ECOLOGIE ET ENVIRONNEMENT EN ALGERIE (Une revue de web de plus de 4500 articles )

"Les Compagnons de l'eau de Naciria" par Karim Tedjani

Détail de la fresque ornant la deuxième fontaine de la source Tala Ifri de Naciria

Deuxième visite à Naciria (Boumerdes).

 

 


Quand la soif devient sacrée…

En ce mois de Ramadan, il parait encore plus évident pour chacun et chacune d’entre nous à quel point l’eau est un bien précieux,  source ultime et irremplaçable de vie.

Souvent,  la canicule estivale aidant, bien plus que la faim, c’est la soif qui apparait être la privation la plus éprouvante à endurer pour tous ceux qui jeûnent. Les palais asséchés attisent les imaginations, hantent  les esprits comme si l’on était perdu dans l’immensité du désert, espérant croiser sur sa route une oasis où une eau limpide et rafraîchissante coulerait à flots. Boire de l’eau fraîche devient presque une obsession au point qu’à l’heure de la rupture du jeûne le premier  verre consommé, prend des airs de la plus savoureuse des  libérations…

 C’est sûrement pour cela  que la période du carême est celle où de nombreux citoyens se ruent encore plus qu’à l’accoutumé vers les sources naturelles de leur région afin de faire « le plein » d’une eau aux vertus sanitaires et gustatives malheureusement bien au dessus de la plupart de celles qui jaillissent des robinets  de leurs domiciles.

Car, pendant le Ramadan, il est de bon ton de se faire plaisir, de boire et de manger les meilleures denrées possible.  Or, comme tout le monde le sait,  le nec plus ultra en matière d’eau douce, c’est bien entendu celle qui  coule des sources naturelles !  Chacun  possède, en fonction de sa préférence,   ses adresses coutumières  plus où moins éloignées de sa ville où de son village. Ceux qui n’ont pas de véhicule, solidarité musulmane oblige, peuvent compter sur un membre de la famille ou bien encore un voisin compatissant  pour lui apporter un ou deux bidons de ce précieux breuvage.

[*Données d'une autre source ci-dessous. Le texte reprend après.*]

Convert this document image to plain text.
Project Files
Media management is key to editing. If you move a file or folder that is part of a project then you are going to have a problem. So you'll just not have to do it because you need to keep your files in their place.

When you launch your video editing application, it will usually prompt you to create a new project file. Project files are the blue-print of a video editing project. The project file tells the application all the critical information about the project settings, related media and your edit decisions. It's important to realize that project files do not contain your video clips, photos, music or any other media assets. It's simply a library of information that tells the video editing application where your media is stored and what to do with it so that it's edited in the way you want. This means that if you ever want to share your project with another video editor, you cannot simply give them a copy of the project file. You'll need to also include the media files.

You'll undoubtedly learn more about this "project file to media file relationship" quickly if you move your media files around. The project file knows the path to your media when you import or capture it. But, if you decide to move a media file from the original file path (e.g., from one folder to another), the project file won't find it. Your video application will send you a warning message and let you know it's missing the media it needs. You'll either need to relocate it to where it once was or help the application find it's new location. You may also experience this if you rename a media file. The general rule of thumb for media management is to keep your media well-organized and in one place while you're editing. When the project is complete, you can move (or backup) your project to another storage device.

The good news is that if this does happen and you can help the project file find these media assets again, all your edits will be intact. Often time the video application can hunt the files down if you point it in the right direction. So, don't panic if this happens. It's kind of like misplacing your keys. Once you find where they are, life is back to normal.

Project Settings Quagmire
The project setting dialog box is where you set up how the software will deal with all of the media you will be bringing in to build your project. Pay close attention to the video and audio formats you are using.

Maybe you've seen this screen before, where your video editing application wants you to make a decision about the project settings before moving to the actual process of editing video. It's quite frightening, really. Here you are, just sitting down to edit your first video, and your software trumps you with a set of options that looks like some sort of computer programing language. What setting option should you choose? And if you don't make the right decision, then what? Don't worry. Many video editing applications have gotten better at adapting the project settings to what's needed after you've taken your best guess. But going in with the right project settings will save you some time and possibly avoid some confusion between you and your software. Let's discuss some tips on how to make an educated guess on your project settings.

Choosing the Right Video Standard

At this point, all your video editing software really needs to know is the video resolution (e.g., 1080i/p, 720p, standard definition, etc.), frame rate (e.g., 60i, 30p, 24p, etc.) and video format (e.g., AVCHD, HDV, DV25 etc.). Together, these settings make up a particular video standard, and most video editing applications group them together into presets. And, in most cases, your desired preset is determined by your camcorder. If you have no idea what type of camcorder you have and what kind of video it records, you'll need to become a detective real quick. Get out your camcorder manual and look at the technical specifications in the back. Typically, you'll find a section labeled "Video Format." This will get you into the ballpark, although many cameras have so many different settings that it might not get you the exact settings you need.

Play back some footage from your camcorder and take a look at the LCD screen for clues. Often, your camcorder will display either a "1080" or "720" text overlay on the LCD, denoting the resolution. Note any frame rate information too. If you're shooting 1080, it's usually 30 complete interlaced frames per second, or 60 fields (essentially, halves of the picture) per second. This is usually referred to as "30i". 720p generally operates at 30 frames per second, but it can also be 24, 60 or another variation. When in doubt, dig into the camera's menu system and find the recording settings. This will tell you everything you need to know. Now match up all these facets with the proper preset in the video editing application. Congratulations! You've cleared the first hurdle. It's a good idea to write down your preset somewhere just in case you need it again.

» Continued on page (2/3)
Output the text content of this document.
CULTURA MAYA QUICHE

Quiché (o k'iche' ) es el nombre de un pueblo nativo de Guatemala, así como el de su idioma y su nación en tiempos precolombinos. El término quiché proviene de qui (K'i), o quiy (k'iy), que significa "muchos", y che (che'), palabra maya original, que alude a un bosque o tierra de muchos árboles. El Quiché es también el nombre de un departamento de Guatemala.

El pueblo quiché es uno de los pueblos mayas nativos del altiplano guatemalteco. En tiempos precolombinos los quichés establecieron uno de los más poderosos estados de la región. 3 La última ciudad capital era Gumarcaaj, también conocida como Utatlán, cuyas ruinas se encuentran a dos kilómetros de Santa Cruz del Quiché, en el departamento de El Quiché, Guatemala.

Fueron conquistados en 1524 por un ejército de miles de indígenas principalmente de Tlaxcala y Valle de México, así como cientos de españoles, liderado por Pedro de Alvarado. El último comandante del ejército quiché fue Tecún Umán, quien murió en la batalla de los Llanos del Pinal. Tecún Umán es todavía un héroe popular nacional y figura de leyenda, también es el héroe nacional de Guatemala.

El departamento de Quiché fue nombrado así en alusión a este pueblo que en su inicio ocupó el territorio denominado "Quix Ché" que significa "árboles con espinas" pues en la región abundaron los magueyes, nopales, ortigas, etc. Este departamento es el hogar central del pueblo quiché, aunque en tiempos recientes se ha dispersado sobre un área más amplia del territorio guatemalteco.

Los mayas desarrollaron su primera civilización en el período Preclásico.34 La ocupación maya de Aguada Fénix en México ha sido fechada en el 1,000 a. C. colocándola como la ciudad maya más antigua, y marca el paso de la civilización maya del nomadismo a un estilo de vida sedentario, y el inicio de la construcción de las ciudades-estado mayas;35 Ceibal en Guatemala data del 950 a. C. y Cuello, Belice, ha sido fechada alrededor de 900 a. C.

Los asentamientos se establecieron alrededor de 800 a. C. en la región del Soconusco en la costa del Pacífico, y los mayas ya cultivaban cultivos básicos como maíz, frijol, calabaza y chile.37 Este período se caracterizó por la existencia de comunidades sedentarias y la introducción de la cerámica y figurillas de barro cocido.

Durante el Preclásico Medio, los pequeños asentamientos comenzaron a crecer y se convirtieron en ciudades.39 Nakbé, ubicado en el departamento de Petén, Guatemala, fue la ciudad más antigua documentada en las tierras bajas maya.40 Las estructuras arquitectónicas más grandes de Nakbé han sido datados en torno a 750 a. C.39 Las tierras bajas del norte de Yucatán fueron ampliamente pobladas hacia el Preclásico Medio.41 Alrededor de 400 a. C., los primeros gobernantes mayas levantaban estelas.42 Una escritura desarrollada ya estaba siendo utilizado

C’est dire, à quel point, Mohamed Djazaïri et ses nobles compagnons d’entreprise ont redoublé de courage ainsi que d’abnégation pour finir les travaux des fontaines  de la source Tala Ifri  de Naciria (Boumerdes) avant le début de cette saison sacrée pour tous les musulmans du monde.

 

La deuxième fontaine

Voici la deuxième fontaine érigée par nos Compagnons de l'eau de Naciria...

 

 

 

A Naciria, comme un peu partout en Algérie, l’eau du robinet n’est pas une valeur sûre pour les consommateurs.

Pour ceux ainsi que celles qui suivent l’actualité de ce portail, le nom de Naciria n’est pas  une inconnue.

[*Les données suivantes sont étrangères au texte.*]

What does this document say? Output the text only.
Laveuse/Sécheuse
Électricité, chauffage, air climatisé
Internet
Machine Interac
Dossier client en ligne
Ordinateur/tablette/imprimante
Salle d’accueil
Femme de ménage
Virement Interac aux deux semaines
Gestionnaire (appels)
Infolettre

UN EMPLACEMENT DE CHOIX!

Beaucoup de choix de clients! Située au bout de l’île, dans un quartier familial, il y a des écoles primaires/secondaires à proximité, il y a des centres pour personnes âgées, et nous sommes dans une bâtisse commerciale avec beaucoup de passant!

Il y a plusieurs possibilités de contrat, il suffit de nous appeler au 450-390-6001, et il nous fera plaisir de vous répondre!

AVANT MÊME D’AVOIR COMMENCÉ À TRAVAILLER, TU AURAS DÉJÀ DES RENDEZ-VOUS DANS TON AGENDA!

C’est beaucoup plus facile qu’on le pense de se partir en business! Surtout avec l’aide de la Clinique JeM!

J’avais, en effet, il ya de cela quelque mois, publié sur « Nouara » un article intitulé « aux sources du volontariat »  témoignant  de la louable initiative de certains habitants de cette ville qui avaient décidé de  s’organiser afin de restaurer le réseau de fontaines de Tala Ifri existant depuis au moins deux siècles dans cette partie de la Kabylie. En ce presque milieu de mois sacré, je suis revenu constater  avec un immense plaisir les résultats de cette belle aventure humaine.

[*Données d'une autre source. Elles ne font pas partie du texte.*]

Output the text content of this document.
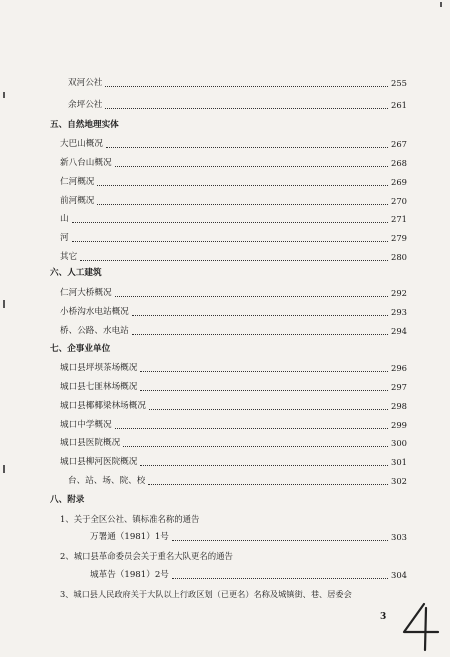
双河公社	255
余坪公社	261
五、自然地理实体
大巴山概况	267
新八台山概况	268
仁河概况	269
前河概况	270
山	271
河	279
其它	280
六、人工建筑
仁河大桥概况	292
小桥沟水电站概况	293
桥、公路、水电站	294
七、企事业单位
城口县坪坝茶场概况	296
城口县七匪林场概况	297
城口县椰椰梁林场概况	298
城口中学概况	299
城口县医院概况	300
城口县柳河医院概况	301
台、站、场、院、校	302
八、附录
1、关于全区公社、镇标准名称的通告
万署通（1981）1号	303
2、城口县革命委员会关于重名大队更名的通告
城革告（1981）2号	304
3、城口县人民政府关于大队以上行政区划（已更名）名称及城镇街、巷、居委会
3
4
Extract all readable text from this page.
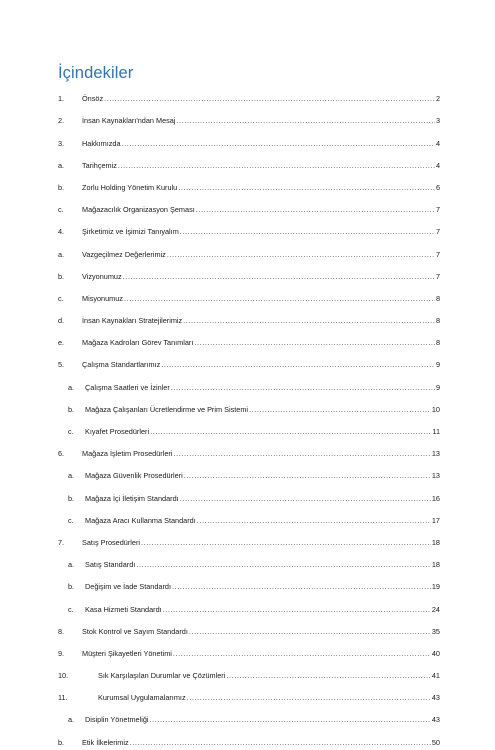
İçindekiler
1.	Önsöz .....	2
2.	İnsan Kaynakları'ndan Mesaj .....	3
3.	Hakkımızda .....	4
a.	Tarihçemiz .....	4
b.	Zorlu Holding Yönetim Kurulu .....	6
c.	Mağazacılık Organizasyon Şeması .....	7
4.	Şirketimiz ve İşimizi Tanıyalım .....	7
a.	Vazgeçilmez Değerlerimiz .....	7
b.	Vizyonumuz .....	7
c.	Misyonumuz .....	8
d.	İnsan Kaynakları Stratejilerimiz .....	8
e.	Mağaza Kadroları Görev Tanımları .....	8
5.	Çalışma Standartlarımız .....	9
a.	Çalışma Saatleri ve İzinler .....	9
b.	Mağaza Çalışanları Ücretlendirme ve Prim Sistemi .....	10
c.	Kıyafet Prosedürleri .....	11
6.	Mağaza İşletim Prosedürleri .....	13
a.	Mağaza Güvenlik Prosedürleri .....	13
b.	Mağaza İçi İletişim Standardı .....	16
c.	Mağaza Aracı Kullanma Standardı .....	17
7.	Satış Prosedürleri .....	18
a.	Satış Standardı .....	18
b.	Değişim ve İade Standardı .....	19
c.	Kasa Hizmeti Standardı .....	24
8.	Stok Kontrol ve Sayım Standardı .....	35
9.	Müşteri Şikayetleri Yönetimi .....	40
10.	Sık Karşılaşılan Durumlar ve Çözümleri .....	41
11.	Kurumsal Uygulamalarımız .....	43
a.	Disiplin Yönetmeliği .....	43
b.	Etik İlkelerimiz .....	50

Dès mon arrivée à l’entrée de la route qui mène à la source Tala Ifri, juste au bord de la chaussée j’assiste, envahi par un léger frisson d’émotion, au plus motivant des spectacles .A voir le nombre de gens qui s’agglutine autour de  la deuxième fontaine construite par ces « compagnons  de l’eau » on comprend sans effort que cette entreprise  est  sans conteste un franc succès. Partout des sourires, des petits gestes qui ne trompent pas sur le fait que les habitants de Naciria sont heureux de pouvoir profiter d’un tel service. D’autant qu’à regarder cette fontaine,  la belle fresque peinte  sur  un carrelage impeccablement posé, dont Abdelaziz Idres, un artiste de Tizou Ouzou est l’auteur, la citation de Albert Einstein  inscrite sur l’édifice ainsi que les nombreux robinets à la disposition des usagers, on ne peut que respecter le travail bien fait.

 A Naciria, comme dans beaucoup de communes  qui ont gardé une empreinte encore rurale, l’eau se boit  de préférence   directement  à la source. Il faut dire que la plupart des algériens, s’ils en ont les moyens, préfèrent éviter de boire l’eau du robinet.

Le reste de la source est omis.